Derivative financial instruments qualifying for hedge accounting must maintain a specified level of effectiveness
between the hedging instrument and the item being hedged, both at inception and throughout the hedged
period, which management evaluates periodically.
The primary currencies to which the Company is exposed are the euro, the British pound, the Canadian dollar,
and the Australian dollar. For option and forward foreign exchange contracts designated as cash flow hedges of
the purchase of inventory, the effective portion of gains and losses is deferred as a component of accumulated
other comprehensive loss and is recognized as a component of cost of sales when the related inventory is sold.

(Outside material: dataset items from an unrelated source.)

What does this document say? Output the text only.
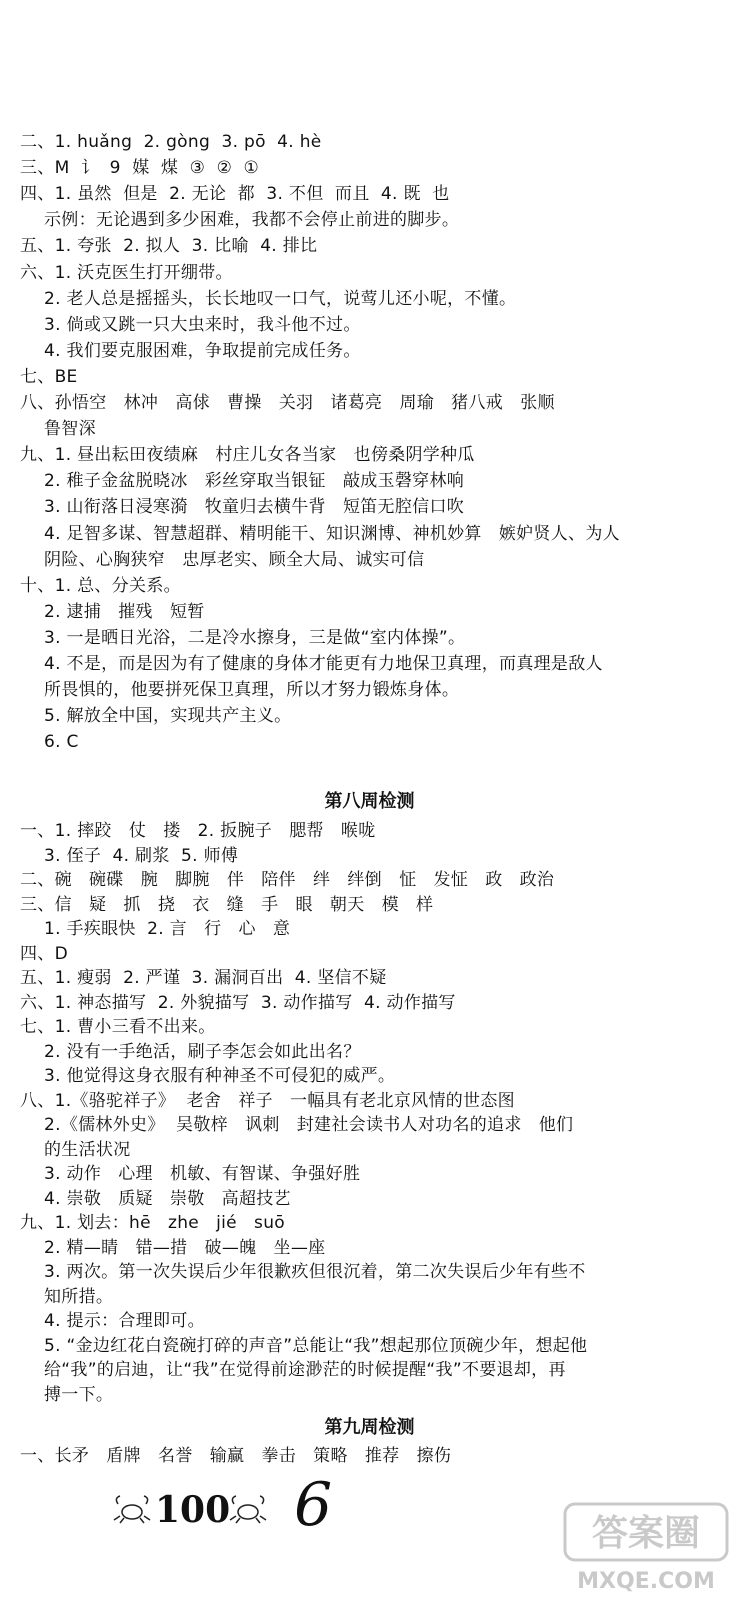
二、1. huǎng  2. gòng  3. pō  4. hè
三、M  讠  9  媒  煤  ③  ②  ①
四、1. 虽然  但是  2. 无论  都  3. 不但  而且  4. 既  也
示例：无论遇到多少困难，我都不会停止前进的脚步。
五、1. 夸张  2. 拟人  3. 比喻  4. 排比
六、1. 沃克医生打开绷带。
2. 老人总是摇摇头，长长地叹一口气，说莺儿还小呢，不懂。
3. 倘或又跳一只大虫来时，我斗他不过。
4. 我们要克服困难，争取提前完成任务。
七、BE
八、孙悟空   林冲   高俅   曹操   关羽   诸葛亮   周瑜   猪八戒   张顺
鲁智深
九、1. 昼出耘田夜绩麻   村庄儿女各当家   也傍桑阴学种瓜
2. 稚子金盆脱晓冰   彩丝穿取当银钲   敲成玉磬穿林响
3. 山衔落日浸寒漪   牧童归去横牛背   短笛无腔信口吹
4. 足智多谋、智慧超群、精明能干、知识渊博、神机妙算   嫉妒贤人、为人
阴险、心胸狭窄   忠厚老实、顾全大局、诚实可信
十、1. 总、分关系。
2. 逮捕   摧残   短暂
3. 一是晒日光浴，二是冷水擦身，三是做“室内体操”。
4. 不是，而是因为有了健康的身体才能更有力地保卫真理，而真理是敌人
所畏惧的，他要拼死保卫真理，所以才努力锻炼身体。
5. 解放全中国，实现共产主义。
6. C
第八周检测
一、1. 摔跤   仗   搂   2. 扳腕子   腮帮   喉咙
3. 侄子  4. 刷浆  5. 师傅
二、碗   碗碟   腕   脚腕   伴   陪伴   绊   绊倒   怔   发怔   政   政治
三、信   疑   抓   挠   衣   缝   手   眼   朝天   模   样
1. 手疾眼快  2. 言   行   心   意
四、D
五、1. 瘦弱  2. 严谨  3. 漏洞百出  4. 坚信不疑
六、1. 神态描写  2. 外貌描写  3. 动作描写  4. 动作描写
七、1. 曹小三看不出来。
2. 没有一手绝活，刷子李怎会如此出名？
3. 他觉得这身衣服有种神圣不可侵犯的威严。
八、1.《骆驼祥子》  老舍   祥子   一幅具有老北京风情的世态图
2.《儒林外史》  吴敬梓   讽刺   封建社会读书人对功名的追求   他们
的生活状况
3. 动作   心理   机敏、有智谋、争强好胜
4. 崇敬   质疑   崇敬   高超技艺
九、1. 划去：hē   zhe   jié   suō
2. 精—睛   错—措   破—魄   坐—座
3. 两次。第一次失误后少年很歉疚但很沉着，第二次失误后少年有些不
知所措。
4. 提示：合理即可。
5. “金边红花白瓷碗打碎的声音”总能让“我”想起那位顶碗少年，想起他
给“我”的启迪，让“我”在觉得前途渺茫的时候提醒“我”不要退却，再
搏一下。
第九周检测
一、长矛   盾牌   名誉   输赢   拳击   策略   推荐   擦伤
100 6	答案圈
MXQE.COM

The net changes in the fair value of foreign exchange derivative financial instruments designated as cash flow
hedges of the purchase of inventory was a reduction to accumulated other comprehensive loss of $1 million for
the year ended January 29, 2011 and an increase to accumulated other comprehensive loss of $3 million for the
year ended January 30, 2010. The amount reclassified to cost of sales related to such contracts was not
significant for any of the periods presented. The ineffective portion of gains and losses related to cash flow
hedges recorded to earnings was not significant for any of the periods presented. When using a forward contract
as a hedging instrument, the Company excludes the time value from the assessment of effectiveness. At each
year-end, the Company had not hedged forecasted transactions for more than the next twelve months, and the
Company expects all derivative-related amounts reported in accumulated other comprehensive loss to be
reclassified to earnings within twelve months.
Derivative Holdings Designated as Non-Hedges
The Company mitigates the effect of fluctuating foreign exchange rates on the reporting of foreign currency
denominated earnings by entering into currency option contracts. Changes in the fair value of these foreign
currency option contracts, which are designated as non-hedges, are recorded in earnings immediately within
other income. The realized gains, premiums paid and changes in the fair market value recorded in the
Consolidated Statements of Operations were not significant for the years ended January 29, 2011 and January 30,
2010, and resulted in $4 million of income for the year ended January 31, 2009.
The Company also enters into forward foreign exchange contracts to hedge foreign-currency denominated
merchandise purchases and intercompany transactions that are not designated as hedges. Net changes in the fair
value of foreign exchange derivative financial instruments designated as non-hedges were substantially offset by
the changes in value of the underlying transactions, which were recorded in selling, general and administrative
expenses. The amount recorded for all the periods presented was not significant.
The Company enters into diesel fuel forward and option contracts to mitigate a portion of the Company’s
freight expense due to the variability caused by fuel surcharges imposed by our third-party freight carriers.
Changes in the fair value of these contracts are recorded in earnings immediately. The effect was not significant
for any of the periods presented.
In 2008, the Company terminated its European net investment hedge by amending its existing cross
currency swap and entering simultaneously into a new cross currency swap, thereby fixing the amount owed to
the counterparty at $24 million. The agreement included an option, which was exercised by the counterparty that
required the Company to settle this transaction in August 2010.